14.13 In an intrinsic semiconductor the energy gap Eg is 1.2eV. Its hole mobility is much smaller than electron mobility and independent of temperature. What are the ratio between conductivity at 600K and that at 300K? Assume that the temperature dependence of intrinsic carrier concentration ni is given by:

\(n_{i}=n_{0} \exp \left[\frac{-E_{g}}{2 K_{B} T}\right]\) where n0 is a constant.

Hint: \(n_{i}=n_{0} \exp \left[\frac{-E_{g}}{2 K_{B} T}\right]\)
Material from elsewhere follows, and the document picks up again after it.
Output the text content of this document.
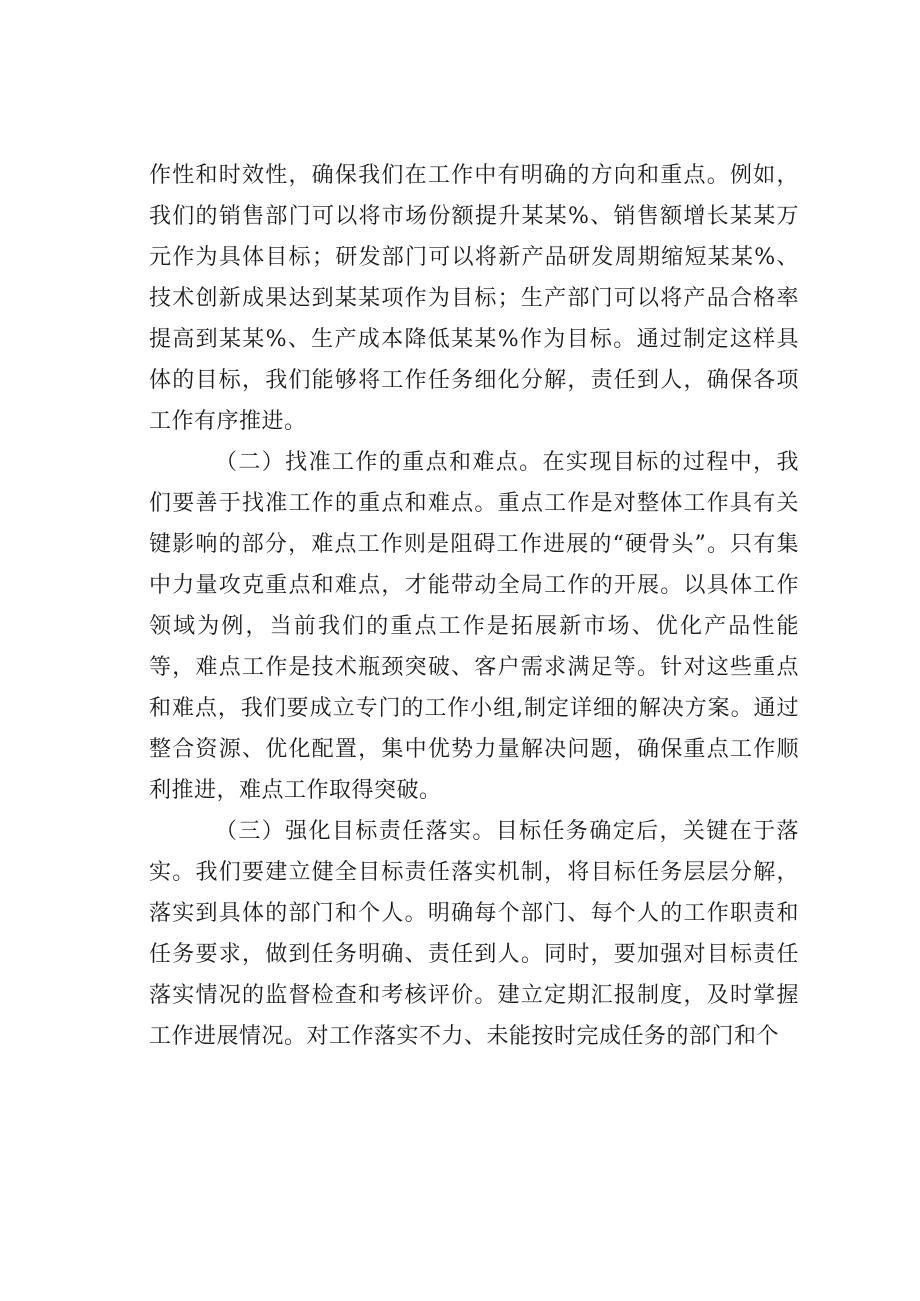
作性和时效性，确保我们在工作中有明确的方向和重点。例如，我们的销售部门可以将市场份额提升某某%、销售额增长某某万元作为具体目标；研发部门可以将新产品研发周期缩短某某%、技术创新成果达到某某项作为目标；生产部门可以将产品合格率提高到某某%、生产成本降低某某%作为目标。通过制定这样具体的目标，我们能够将工作任务细化分解，责任到人，确保各项工作有序推进。

（二）找准工作的重点和难点。在实现目标的过程中，我们要善于找准工作的重点和难点。重点工作是对整体工作具有关键影响的部分，难点工作则是阻碍工作进展的“硬骨头”。只有集中力量攻克重点和难点，才能带动全局工作的开展。以具体工作领域为例，当前我们的重点工作是拓展新市场、优化产品性能等，难点工作是技术瓶颈突破、客户需求满足等。针对这些重点和难点，我们要成立专门的工作小组,制定详细的解决方案。通过整合资源、优化配置，集中优势力量解决问题，确保重点工作顺利推进，难点工作取得突破。

（三）强化目标责任落实。目标任务确定后，关键在于落实。我们要建立健全目标责任落实机制，将目标任务层层分解，落实到具体的部门和个人。明确每个部门、每个人的工作职责和任务要求，做到任务明确、责任到人。同时，要加强对目标责任落实情况的监督检查和考核评价。建立定期汇报制度，及时掌握工作进展情况。对工作落实不力、未能按时完成任务的部门和个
Step 1: Find the carrier concentration at 300 K.
Initial temperature, Ti=300 K
The intrinsic carrier concentration at this temperature can be written as:
\(n_{i_{1}}=n_{0} \exp \left[\frac{-E_{g}}{2 K_{B} 300}\right].......(1)\)
Step 2: Find the carrier concentration at 600 K.
Final temperature, T2=600 K
The intrinsic carrier concentration at this temperature can be written as:
\(n_{i_{2}}=n_{0} \exp \left[\frac{-E_{g}}{2 K_{B} 600}\right].......(2)\)
Step 3: Find the ratio between the conductivities at 600 K and at 300 K.
The ratio between the conductivities at 600 K and at 300 K is equal to the ratio between the respective intrinsic carrier
concentration at these temperatures.
\(\begin{aligned} \frac{n_{i _{2}}}{n_{i _{1}}} &=\frac{n_{0} \exp \left[\frac{-E g}{2 k_{B} 600}\right]}{n_{0} \exp \left[\frac{-E_{g}}{2 k_{B} 300}\right]}=\exp \frac{E g}{2 k_{B}}\left[\frac{1}{300}-\frac{1}{600}\right] \\ &=\exp \left[\frac{1.2}{2 \times 8.62 \times 10^{-5}} \times \frac{2-1}{600}\right] \\ &=exp[11.6]=1.09 \times 10^{5} \end{aligned}\)
Therefore, the ratio between the conductivities is 1.09 ×105.